Job Creation Is Not Your Priority

An important driver motivating our work at Growth Surge is helping entrepreneurs achieve economic self-reliance and financial freedom. This can be measured by each client we help as well as in macro terms: the health of a country’s small business sector is a useful predictor of economic resilience. That’s why improving entrepreneurial success ought to be a key driver of economic growth.

So it’s good to see media quotes that president Ramaphosa and other top politicians seem to agree. But that’s about as far as my alignment with government goes. The problem is that government is prioritising some bad metrics.

Take for example the rhetoric around job creation and alleviating unemployment. Although it’s a blunt instrument, the unemployment rate* is nonetheless a good-enough indicator at a national level in measuring our collective progress or failure in addressing raging unemployment. (* Defining “unemployed” depends on the spin doctor.)

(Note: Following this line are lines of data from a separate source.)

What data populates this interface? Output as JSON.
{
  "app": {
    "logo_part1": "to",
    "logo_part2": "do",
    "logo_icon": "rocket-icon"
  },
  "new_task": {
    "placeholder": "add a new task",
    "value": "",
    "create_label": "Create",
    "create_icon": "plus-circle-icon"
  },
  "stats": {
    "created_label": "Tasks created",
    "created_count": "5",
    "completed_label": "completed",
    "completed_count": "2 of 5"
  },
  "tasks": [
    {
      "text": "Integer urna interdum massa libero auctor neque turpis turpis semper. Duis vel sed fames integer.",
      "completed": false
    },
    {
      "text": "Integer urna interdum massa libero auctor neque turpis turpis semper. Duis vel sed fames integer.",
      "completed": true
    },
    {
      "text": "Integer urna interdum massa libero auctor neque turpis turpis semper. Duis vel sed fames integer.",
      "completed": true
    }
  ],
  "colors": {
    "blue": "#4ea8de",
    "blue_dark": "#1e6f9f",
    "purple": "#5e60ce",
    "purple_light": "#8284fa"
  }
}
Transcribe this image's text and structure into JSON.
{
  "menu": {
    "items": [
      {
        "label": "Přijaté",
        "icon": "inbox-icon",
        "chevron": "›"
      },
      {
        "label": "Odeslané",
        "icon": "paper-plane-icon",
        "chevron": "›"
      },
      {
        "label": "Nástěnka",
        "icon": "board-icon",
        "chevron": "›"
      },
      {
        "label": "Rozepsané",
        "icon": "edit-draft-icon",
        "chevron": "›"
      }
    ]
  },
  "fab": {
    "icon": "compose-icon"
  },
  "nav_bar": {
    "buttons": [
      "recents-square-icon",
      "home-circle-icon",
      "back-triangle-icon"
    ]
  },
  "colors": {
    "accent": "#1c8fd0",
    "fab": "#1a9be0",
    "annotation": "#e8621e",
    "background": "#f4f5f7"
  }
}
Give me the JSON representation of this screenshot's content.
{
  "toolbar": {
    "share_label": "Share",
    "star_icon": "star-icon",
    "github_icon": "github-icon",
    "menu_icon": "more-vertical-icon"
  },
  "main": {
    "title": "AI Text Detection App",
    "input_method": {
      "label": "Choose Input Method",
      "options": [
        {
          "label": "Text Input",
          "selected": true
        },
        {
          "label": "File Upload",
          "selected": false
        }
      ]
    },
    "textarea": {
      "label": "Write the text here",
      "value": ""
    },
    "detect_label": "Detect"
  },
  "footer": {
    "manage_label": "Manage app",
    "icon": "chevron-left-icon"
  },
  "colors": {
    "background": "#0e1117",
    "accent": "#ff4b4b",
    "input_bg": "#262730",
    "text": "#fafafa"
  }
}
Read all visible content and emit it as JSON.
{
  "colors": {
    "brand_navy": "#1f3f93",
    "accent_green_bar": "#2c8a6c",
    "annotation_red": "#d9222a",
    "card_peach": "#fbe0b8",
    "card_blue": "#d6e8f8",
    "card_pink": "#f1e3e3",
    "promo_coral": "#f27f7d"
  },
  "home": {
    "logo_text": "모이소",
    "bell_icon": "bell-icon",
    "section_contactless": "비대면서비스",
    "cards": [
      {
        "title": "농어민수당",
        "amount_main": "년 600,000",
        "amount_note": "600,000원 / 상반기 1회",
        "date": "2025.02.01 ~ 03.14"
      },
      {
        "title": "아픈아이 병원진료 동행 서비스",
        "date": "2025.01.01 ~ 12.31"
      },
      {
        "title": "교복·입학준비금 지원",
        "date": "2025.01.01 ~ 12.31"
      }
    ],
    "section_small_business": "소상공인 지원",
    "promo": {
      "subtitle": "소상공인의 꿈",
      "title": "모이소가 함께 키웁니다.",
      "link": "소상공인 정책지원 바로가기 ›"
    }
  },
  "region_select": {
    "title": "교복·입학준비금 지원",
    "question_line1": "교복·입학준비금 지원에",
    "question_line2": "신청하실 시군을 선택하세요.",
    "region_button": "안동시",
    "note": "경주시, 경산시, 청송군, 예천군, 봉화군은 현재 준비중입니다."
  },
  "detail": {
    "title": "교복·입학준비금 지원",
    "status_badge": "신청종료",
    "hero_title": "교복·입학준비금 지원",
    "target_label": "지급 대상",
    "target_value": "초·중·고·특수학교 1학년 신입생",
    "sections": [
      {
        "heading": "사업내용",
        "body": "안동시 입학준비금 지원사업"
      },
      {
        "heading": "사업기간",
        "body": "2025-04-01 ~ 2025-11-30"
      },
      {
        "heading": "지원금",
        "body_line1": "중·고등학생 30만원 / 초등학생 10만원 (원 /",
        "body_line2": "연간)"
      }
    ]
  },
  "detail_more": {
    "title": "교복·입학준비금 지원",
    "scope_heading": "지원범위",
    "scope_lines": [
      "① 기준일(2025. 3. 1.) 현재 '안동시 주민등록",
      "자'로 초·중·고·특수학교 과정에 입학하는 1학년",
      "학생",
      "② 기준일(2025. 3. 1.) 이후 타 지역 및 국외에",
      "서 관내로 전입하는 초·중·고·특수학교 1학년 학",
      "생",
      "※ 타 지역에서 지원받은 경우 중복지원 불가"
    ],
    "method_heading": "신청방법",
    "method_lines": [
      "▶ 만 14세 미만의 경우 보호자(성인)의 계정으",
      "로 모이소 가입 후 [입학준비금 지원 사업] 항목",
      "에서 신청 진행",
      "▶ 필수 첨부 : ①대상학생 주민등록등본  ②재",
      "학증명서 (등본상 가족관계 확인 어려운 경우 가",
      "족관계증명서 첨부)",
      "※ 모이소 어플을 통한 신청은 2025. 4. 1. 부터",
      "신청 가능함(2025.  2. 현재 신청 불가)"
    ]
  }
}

Except, there are two critical problems with the job creation metric: 1. it’s an output mis-used as an input and, 2. government’s macro targets trickle down the bureaucracies and are mis-applied at the micro level. Both these issues prejudice the small business.

For example, Small Enterprise Development Agency (SEDA) is measured on how many jobs it helps create through its clients, small businesses. Hence, an explicit criterion in SEDA’s grant funding decisions is a venture’s job creation propensity. For every small business funding application reviewed, SEDA asks, “How many jobs will this funding create?” The more jobs forecast, then perversely, the better the scorecard.

Why “perversely”?

If job creation is a relevant criterion in a funding decision, I’d be inclined to penalise it.

All other factors being equal, if only one of two companies can be funded, I’d expect the company with fewer workers to be more likely to succeed. The business with more workers will likely suffer higher management overheads and – importantly from an investor and growth perspective – it’s much harder to scale a business that’s heavily reliant on talent.

And job creation is simply not a priority for entrepreneurs. In all my mentoring and consulting, I’ve not met one business owner who started or expanded their business in order to create jobs. Entrepreneurs’ drivers are either self-preservation or self-enrichment. Benefitting others or at least not harming others is merely an incidental bonus.

There are far more relevant metrics at a micro level that ought to be counted, all of which are standard questions relevant to any investor, including the business owner. E.g. ROI on the funding amount requested, market traction, detailed forecasts built on solid customer- and technical research, and management’s track record, to name a few.

In short, government has FUBARed the cause-effect relationship between the economy and unemployment. Here’s the reality:

Creating more jobs does not grow an economy; instead, jobs grow when the economy grows.

Whether applied at the micro or macro level, the job count (or unemployment rates) is only ever an output metric. The success of neither small business nor the national economy is predicated on creating jobs.

Even at the most micro level where the entrepreneur is the only employee, that worker has a job only because other business factors are in place, notably, there’s at least one paying customer. Hiring more people won’t be justified unless the business can grow its revenue base. Business success drives jobs.

So, whether you’re in business or government, the message is the same: fix (your) business first, then job creation will follow.